5 mm thick FLAIR coronal images.

OBSERVATION :

There is a wedge-shaped hypointense lesion on the T1 Weighted images involving the cortex and the subcortical white matter in the left temporo-parietal region. This lesion appears hyperintense on the proton, T2 Weighted and FLAIR images. Ill-defined, hyperintense signal on the T1 Weighted images within this lesion, which appears relatively hypointense on the T2 Weighted images representing intracellular methemoglobin and suggests early subacute haemorrhage. There is resultant effacement of the sulcal spaces in the left temporo-parietal region.
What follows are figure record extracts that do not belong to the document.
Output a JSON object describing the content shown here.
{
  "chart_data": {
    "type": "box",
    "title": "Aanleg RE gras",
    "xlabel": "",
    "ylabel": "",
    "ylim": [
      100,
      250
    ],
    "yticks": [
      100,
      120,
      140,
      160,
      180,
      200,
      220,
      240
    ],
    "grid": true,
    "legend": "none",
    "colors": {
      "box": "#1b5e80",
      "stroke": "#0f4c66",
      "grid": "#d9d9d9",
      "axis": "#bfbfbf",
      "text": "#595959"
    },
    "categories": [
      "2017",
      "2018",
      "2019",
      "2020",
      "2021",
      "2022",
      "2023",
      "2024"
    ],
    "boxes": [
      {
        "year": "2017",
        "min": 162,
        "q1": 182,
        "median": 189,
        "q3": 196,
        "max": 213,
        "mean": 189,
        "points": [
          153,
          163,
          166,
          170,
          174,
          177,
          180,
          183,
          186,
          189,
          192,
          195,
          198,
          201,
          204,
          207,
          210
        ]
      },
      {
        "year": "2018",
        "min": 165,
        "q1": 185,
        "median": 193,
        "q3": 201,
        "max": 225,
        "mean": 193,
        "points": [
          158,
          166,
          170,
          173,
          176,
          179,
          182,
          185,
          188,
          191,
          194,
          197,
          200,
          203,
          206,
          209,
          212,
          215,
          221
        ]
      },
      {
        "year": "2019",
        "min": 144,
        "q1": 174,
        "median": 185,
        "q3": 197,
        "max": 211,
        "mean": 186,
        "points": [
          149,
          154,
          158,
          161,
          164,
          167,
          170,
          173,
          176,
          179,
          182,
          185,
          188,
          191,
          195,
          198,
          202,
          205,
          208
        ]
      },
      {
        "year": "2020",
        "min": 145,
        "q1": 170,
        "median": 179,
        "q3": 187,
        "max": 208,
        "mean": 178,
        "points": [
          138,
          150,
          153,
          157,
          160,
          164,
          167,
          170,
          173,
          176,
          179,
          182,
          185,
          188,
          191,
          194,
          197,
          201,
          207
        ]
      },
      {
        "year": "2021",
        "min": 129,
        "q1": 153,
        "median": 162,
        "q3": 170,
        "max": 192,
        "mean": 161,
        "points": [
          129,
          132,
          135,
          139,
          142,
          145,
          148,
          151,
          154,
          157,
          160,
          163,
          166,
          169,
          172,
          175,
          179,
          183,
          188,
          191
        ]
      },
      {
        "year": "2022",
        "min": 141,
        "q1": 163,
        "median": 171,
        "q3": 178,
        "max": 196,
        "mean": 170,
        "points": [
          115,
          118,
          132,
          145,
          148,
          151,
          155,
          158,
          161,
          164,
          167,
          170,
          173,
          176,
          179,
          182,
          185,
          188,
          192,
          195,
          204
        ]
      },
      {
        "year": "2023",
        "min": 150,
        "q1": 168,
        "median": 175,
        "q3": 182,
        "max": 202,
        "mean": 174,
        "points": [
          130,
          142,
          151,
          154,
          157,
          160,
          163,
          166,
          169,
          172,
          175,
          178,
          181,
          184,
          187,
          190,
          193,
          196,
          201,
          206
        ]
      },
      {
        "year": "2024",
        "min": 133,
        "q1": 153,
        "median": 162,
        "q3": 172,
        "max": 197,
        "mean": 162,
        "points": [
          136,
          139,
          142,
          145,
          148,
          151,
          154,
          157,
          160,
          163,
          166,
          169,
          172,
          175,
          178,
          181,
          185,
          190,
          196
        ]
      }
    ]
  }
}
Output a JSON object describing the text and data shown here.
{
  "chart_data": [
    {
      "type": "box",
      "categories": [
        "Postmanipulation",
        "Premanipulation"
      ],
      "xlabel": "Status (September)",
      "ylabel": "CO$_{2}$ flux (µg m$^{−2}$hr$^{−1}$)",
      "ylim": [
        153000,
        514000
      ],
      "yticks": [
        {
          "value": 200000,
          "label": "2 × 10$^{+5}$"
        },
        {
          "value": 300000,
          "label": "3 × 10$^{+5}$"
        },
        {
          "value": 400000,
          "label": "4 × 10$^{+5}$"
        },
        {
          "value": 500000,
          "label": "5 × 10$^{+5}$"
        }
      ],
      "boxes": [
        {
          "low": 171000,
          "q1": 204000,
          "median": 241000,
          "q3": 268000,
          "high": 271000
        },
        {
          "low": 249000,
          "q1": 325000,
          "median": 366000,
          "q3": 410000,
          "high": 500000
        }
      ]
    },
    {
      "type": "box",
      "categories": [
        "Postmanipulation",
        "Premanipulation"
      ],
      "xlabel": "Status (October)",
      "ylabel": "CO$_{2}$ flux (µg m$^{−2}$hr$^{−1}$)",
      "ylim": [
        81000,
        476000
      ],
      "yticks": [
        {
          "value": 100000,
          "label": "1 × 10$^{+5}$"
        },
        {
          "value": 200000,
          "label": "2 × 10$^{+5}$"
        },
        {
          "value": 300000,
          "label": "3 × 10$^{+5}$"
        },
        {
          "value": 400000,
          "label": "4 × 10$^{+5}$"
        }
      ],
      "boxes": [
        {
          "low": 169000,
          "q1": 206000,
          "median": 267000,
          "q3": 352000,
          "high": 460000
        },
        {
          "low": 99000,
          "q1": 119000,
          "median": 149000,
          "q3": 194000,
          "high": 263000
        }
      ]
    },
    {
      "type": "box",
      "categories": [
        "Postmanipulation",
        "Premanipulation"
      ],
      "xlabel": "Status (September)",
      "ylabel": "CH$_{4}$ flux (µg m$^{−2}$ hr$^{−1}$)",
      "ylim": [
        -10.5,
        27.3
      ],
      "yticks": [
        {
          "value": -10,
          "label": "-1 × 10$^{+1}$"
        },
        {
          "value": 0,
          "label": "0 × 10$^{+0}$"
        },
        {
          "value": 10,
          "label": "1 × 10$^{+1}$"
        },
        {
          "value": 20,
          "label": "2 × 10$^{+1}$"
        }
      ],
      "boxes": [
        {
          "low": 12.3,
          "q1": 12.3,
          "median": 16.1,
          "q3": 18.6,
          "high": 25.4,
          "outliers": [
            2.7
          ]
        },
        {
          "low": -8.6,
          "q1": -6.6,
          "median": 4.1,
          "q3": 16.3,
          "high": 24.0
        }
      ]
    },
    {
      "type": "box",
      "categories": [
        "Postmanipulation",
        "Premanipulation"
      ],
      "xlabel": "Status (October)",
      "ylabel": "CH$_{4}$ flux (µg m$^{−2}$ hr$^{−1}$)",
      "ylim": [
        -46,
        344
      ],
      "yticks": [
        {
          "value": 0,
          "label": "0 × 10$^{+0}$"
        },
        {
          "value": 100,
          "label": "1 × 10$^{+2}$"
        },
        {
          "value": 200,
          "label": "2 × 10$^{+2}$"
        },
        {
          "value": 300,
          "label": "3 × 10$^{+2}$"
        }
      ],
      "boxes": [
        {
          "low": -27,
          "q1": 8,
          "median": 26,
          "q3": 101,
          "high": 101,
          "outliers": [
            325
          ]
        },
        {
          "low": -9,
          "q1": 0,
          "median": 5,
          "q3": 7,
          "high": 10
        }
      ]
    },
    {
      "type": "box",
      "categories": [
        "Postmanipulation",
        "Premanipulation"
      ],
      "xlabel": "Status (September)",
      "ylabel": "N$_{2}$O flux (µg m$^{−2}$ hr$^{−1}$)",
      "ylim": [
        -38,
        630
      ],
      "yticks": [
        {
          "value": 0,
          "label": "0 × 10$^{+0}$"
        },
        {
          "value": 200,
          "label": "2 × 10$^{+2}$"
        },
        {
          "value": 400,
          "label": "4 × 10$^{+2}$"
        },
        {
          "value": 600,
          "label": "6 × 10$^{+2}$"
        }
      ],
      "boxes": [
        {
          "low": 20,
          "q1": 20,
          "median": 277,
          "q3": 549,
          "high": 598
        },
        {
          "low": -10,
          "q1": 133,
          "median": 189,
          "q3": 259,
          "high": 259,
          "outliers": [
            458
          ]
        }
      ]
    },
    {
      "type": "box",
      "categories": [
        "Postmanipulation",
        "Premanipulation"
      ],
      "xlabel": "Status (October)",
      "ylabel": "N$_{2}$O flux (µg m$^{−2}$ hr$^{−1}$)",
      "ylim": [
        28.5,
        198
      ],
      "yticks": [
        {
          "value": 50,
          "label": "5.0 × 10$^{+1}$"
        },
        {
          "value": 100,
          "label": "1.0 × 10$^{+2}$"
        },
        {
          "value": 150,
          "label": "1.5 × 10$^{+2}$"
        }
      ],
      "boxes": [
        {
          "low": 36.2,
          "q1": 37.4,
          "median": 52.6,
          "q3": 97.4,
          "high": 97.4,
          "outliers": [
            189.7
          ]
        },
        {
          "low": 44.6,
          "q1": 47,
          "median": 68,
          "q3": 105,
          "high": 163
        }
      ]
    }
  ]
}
There is a CSF intensity lesion on all the pulse sequences in the right occipital lobe, which represents an area of cystic encephalomalacia, most likely the sequelae of a previous vascular insult. Perilesional, white matter hyperintense signal on the T2 Weighted and FLAIR images may represent gliotic changes.






Ill-defined hyperintense areas on the proton, T2 Weighted and FLAIR images in the pons and bilateral centrum semiovale, most likely represent ischemic changes.

Lacunar infarcts are noted in the pons, genu of the corpus callosum on the left, right thalamus and bilateral lentiform nuclei.

There is mild dilatation of the ventricular system. There is prominence of the cerebral cortical sulci and cerebellar folia.

The basal cisternal spaces are unremarkable. There is no shift of the midline structures. No obvious vascular anomaly is identified on this study.

IMPRESSION :

1. A haemorrhagic infarct in the left temporo-parietal region.

2. An area of cystic encephalomalacia with perilesional gliosis in the right occipital lobe, most likely the sequelae of previous vascular insult.

3. Altered signal in the pons and bilateral centrum semiovale, most likely represent ischemic changes.

4. Lacunar infarcts in the pons, genu of the corpus callosum on the left, right thalamus and bilateral lentiform nuclei.